In conclusion, this review spans a 30-year history of research on temporal variability in mortality rates around symbolically important occasions. This research has spawned debates about larger questions such as the relationship between mind and mortality and the elusive nature of psychosomatic processes. The studies published to date have not convincingly established that death can be postponed through force of will or hastened by the loss of the desire to live. Modest effects have been found in some subgroups but not others, around some occasions but not others, and by some investigators but not others, and critics have raised methodological concerns about many of the studies. This research has also produced very little information about any specific biopsychosocial mechanisms that might account for temporal variations in mortality around symbolically important occasions. When speculating about possible mechanisms, the authors of these studies have tended to cite research on stress reactions and on the protections afforded by social support. However, they have not provided any data on these factors.
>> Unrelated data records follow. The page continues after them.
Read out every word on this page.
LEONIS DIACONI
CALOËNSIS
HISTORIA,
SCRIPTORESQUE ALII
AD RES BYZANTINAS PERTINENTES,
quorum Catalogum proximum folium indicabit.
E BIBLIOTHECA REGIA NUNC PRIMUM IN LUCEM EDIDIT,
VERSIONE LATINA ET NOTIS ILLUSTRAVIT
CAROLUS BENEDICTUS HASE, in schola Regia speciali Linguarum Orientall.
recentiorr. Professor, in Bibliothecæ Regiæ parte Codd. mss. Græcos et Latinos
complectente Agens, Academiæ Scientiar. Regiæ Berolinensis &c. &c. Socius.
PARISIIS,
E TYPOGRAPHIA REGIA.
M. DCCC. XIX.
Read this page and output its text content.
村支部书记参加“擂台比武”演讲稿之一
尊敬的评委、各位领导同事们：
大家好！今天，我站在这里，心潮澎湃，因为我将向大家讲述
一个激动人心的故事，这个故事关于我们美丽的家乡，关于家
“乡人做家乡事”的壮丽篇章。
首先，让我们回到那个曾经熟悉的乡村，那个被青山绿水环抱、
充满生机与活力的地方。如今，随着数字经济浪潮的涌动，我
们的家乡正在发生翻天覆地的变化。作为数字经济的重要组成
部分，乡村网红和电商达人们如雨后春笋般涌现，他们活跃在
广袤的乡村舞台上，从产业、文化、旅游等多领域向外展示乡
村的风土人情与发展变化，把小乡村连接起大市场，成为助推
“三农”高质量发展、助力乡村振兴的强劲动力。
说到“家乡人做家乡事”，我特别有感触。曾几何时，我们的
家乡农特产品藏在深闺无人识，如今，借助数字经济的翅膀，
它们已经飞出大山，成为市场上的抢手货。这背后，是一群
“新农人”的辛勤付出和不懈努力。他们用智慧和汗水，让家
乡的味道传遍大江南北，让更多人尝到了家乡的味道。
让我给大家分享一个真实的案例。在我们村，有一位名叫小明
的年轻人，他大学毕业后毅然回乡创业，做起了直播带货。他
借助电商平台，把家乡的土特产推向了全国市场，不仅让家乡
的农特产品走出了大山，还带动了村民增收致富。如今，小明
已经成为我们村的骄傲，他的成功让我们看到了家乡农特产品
It seems unlikely that these questions will ever be resolved by retrospective analyses of large population datasets, especially ones that contain little or no information about psychosocial characteristics. It is possible that they might be resolved by prospectively studying groups of patients with similar terminal illnesses. In such studies, the personal meanings attached to symbolic occasions such as birthdays and religious holidays, and the strength of the patient’s desire to survive and experience these events, could be ascertained. It would be essential to specify a priori hypotheses rather than relying on post hoc speculations to explain any phenomena that might be found. It would also be very desirable to collect data pertaining to any hypothesized psychosomatic mechanisms.

Perhaps future studies will yield more convincing results and will suggest mechanisms that are both plausible and amenable to systematic investigation. Until then, speculation will undoubtedly continue about the differences between people who seem to lose steam near the end of a race and those who appear to find one last, impossible spurt of strength within themselves; between those who are more physiologically reactive to internal beliefs and those who are more reactive to external conditions; and between those who struggle to live while others seem to give up on life and drift into death.

Received for publication July 29, 2003.